When attempting to create a Python notebook and follow the various examples for setting up databricks delta live tables, you will immediately be met with the following error if you attempt to run your notebook:
ModuleNotFoundError: No module named 'dlt'
A self-sufficient developer may then attempt to resolve this with a "magic command" to install said module: %pip install dlt
But alas, this dlt package has nothing to do with databricks delta live tables. Running your code will now raise the error:
AttributeError: module 'dlt' has no attribute 'table'
(or a similar error, depending on the first dlt class member you attempted to use)
What's going on? How do you run your Delta Live Tables pipeline setup code?
While you are expected to compose your delta live tables setup code in the databricks notebook environment, you are not meant to run it there. The only supported way to run your code is to head on over to the pipelines interface to run it.
End of Answer.
Although....
This is bad news for developers who wrote a lot of code and aren't even sure if it's syntactically valid (since the databricks IDE has only limited real-time feedback). You would now be stuck waiting for your pipeline to spin up resources, start, fail, then go through the stack trace to try and figure out where you went wrong. You're stuck with this workflow to work through logical errors, but you don't have to be stuck with it while working through syntactical errors.
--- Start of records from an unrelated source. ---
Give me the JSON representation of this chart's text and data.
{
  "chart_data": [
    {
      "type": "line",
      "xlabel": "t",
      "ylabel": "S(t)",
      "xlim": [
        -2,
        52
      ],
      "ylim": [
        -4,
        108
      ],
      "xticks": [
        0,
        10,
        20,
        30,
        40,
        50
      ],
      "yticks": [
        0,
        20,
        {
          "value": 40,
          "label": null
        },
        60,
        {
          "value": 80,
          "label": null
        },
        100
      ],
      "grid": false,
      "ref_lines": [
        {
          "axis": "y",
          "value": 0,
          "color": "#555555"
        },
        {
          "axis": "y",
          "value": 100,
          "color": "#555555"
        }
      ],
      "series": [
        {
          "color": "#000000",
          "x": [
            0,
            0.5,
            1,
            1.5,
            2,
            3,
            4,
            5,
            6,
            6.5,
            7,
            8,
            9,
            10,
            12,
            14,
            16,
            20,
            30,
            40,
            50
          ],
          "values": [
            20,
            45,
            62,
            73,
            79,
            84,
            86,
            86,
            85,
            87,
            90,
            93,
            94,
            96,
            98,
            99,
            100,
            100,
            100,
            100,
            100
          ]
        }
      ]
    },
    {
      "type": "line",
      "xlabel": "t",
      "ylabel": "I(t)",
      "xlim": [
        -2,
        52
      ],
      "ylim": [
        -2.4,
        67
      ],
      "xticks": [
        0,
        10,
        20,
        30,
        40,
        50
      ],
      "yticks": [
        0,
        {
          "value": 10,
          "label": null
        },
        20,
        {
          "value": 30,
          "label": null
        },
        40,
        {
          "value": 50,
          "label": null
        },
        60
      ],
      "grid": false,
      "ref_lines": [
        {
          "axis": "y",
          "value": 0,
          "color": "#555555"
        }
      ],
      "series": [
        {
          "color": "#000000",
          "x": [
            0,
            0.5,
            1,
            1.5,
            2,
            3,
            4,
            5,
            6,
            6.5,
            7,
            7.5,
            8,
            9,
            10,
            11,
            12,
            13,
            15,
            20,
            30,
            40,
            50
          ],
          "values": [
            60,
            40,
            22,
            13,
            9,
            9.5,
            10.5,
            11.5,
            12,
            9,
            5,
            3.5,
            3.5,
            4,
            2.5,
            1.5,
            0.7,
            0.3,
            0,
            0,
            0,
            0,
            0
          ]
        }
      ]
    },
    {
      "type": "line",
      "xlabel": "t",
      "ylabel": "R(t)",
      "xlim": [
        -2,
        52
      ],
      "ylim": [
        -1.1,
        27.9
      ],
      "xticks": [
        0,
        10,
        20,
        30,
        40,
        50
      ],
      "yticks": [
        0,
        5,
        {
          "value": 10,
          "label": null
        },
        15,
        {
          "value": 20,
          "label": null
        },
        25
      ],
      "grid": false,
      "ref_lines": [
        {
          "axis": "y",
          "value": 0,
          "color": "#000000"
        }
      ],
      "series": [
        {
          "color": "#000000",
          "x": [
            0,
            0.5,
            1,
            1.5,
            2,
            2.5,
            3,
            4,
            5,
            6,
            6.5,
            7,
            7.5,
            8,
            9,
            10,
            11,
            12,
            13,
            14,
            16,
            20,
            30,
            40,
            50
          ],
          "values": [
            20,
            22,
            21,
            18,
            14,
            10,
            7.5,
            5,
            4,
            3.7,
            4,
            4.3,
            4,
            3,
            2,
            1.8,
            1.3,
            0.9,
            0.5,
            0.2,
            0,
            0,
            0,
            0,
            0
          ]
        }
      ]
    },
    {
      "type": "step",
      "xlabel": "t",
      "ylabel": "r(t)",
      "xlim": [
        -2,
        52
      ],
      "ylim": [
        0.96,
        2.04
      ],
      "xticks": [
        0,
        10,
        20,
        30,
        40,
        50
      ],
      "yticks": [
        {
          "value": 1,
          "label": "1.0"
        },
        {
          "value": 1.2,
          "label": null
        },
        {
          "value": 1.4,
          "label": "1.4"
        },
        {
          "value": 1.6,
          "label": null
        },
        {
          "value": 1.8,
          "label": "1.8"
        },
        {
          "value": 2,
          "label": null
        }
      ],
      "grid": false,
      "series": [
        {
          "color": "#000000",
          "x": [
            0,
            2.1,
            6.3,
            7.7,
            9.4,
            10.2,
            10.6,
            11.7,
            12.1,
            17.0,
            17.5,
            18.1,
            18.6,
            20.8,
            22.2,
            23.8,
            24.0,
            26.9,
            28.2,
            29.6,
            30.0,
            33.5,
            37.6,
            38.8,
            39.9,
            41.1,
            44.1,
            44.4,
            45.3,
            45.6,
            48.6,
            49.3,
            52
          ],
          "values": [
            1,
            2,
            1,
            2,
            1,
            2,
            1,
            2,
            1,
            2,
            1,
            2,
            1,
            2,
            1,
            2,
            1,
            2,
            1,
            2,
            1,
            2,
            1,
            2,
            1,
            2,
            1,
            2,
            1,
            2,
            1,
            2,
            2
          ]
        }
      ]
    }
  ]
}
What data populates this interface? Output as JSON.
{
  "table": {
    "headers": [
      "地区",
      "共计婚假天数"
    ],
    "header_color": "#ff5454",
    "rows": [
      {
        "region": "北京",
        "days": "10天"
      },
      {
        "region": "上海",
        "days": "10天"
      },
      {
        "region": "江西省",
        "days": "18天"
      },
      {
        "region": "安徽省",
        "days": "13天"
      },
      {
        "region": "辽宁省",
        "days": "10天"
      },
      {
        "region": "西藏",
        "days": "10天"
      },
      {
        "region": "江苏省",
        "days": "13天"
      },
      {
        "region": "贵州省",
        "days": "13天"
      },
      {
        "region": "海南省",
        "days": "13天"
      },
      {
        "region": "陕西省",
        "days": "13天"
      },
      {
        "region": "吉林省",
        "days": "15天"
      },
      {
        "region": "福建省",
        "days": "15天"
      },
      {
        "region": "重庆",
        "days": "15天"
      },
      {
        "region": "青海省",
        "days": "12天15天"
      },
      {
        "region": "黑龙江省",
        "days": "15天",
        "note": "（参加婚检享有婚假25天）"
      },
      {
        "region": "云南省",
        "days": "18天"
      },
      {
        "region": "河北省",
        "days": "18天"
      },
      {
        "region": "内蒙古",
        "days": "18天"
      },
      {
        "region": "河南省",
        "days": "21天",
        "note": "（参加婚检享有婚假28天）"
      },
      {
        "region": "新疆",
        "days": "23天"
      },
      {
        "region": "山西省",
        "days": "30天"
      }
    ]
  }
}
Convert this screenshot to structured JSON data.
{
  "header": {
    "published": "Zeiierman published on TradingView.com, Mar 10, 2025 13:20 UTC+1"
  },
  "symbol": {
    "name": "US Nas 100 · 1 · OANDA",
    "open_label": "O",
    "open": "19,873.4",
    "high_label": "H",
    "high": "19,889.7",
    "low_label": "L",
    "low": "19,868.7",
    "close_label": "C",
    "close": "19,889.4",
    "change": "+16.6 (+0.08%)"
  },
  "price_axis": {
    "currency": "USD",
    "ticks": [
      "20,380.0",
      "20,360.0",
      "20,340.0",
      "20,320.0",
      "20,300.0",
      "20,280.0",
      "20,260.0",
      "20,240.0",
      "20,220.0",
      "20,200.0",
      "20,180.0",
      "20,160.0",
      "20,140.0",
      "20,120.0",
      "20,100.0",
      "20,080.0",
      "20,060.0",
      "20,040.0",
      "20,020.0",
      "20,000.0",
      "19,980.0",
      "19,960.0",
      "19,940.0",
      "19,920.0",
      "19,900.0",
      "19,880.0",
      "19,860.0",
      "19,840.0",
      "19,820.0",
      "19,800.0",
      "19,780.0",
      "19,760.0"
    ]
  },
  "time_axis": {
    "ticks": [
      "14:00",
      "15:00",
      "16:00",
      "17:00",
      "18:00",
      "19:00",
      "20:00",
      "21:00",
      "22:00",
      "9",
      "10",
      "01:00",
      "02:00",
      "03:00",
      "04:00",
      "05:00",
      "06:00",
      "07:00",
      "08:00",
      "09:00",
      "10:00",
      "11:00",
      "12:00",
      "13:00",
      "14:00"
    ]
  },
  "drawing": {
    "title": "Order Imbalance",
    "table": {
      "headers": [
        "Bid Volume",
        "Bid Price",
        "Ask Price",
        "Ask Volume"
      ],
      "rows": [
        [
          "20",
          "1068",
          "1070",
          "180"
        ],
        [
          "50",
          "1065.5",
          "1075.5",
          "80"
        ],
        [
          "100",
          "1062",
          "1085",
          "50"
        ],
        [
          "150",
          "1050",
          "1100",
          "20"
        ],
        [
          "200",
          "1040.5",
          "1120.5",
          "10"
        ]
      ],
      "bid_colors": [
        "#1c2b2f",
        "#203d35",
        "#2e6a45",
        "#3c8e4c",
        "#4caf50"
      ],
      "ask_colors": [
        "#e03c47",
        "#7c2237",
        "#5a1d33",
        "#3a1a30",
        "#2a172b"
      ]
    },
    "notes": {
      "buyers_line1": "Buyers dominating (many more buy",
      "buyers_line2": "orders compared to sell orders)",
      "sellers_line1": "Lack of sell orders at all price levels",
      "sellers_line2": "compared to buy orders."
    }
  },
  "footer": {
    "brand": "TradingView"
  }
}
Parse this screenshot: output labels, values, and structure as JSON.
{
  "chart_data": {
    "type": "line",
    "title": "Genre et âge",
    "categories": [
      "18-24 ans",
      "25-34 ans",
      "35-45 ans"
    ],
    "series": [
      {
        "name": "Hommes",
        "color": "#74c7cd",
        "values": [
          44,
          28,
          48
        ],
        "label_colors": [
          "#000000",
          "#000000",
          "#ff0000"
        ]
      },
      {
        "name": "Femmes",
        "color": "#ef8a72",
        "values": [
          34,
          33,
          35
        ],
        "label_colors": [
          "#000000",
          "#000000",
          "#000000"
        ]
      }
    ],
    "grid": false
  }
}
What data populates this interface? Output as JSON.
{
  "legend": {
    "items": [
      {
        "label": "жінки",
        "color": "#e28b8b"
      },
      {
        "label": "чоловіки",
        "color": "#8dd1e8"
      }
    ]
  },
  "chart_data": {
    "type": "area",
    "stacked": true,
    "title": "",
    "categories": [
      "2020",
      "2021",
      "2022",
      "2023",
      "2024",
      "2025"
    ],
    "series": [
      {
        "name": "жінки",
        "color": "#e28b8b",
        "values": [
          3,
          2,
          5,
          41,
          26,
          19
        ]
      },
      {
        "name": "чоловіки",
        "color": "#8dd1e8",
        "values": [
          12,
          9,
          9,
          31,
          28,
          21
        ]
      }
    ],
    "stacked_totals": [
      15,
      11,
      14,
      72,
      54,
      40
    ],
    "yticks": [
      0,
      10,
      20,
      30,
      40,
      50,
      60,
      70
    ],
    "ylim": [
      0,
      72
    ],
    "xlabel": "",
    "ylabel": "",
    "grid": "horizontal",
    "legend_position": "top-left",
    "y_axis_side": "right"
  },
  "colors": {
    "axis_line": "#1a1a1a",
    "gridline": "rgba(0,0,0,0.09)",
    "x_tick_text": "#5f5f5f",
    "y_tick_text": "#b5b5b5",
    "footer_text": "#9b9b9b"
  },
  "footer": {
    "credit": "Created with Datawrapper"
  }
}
Here is a workaround I came up with:
try:
import dlt # When run in a pipeline, this package will exist (no way to import it here)
except ImportError:
class dlt: # "Mock" the dlt class so that we can syntax check the rest of our python in the databricks notebook editor
def table(comment, **options): # Mock the @dlt.table attribute so that it is seen as syntactically valid below
def _(f):
pass
return _;
@dlt.table(comment = "Raw Widget Data")
def widgets_raw():
return (
spark.readStream.format("cloudFiles")
.option("cloudFiles.format", "csv").option("header", "true").option("sep", "|")
.load("/mnt/LandingZone/EMRAW/widgets")
)
The trick here is I am mocking out the dlt class to the bare minimum to pass syntax checks, so the rest of my code can be verified.
The annoying thing is that sql notebooks don't have this problem, when you run them, you get the pleasing message:
This Delta Live Tables query is syntactically valid, but you must create a pipeline in order to define and populate your table.
Unfortunately, I find sql notebooks limiting in other ways, so pick your poison.
Either way, hopefully it's clear that your code won't actually do anything until you run it in a pipeline. The notebook is just for setup, and it's nice to get as many syntax checks out of the way upfront before you have to start troubleshooting from the pipelines UI.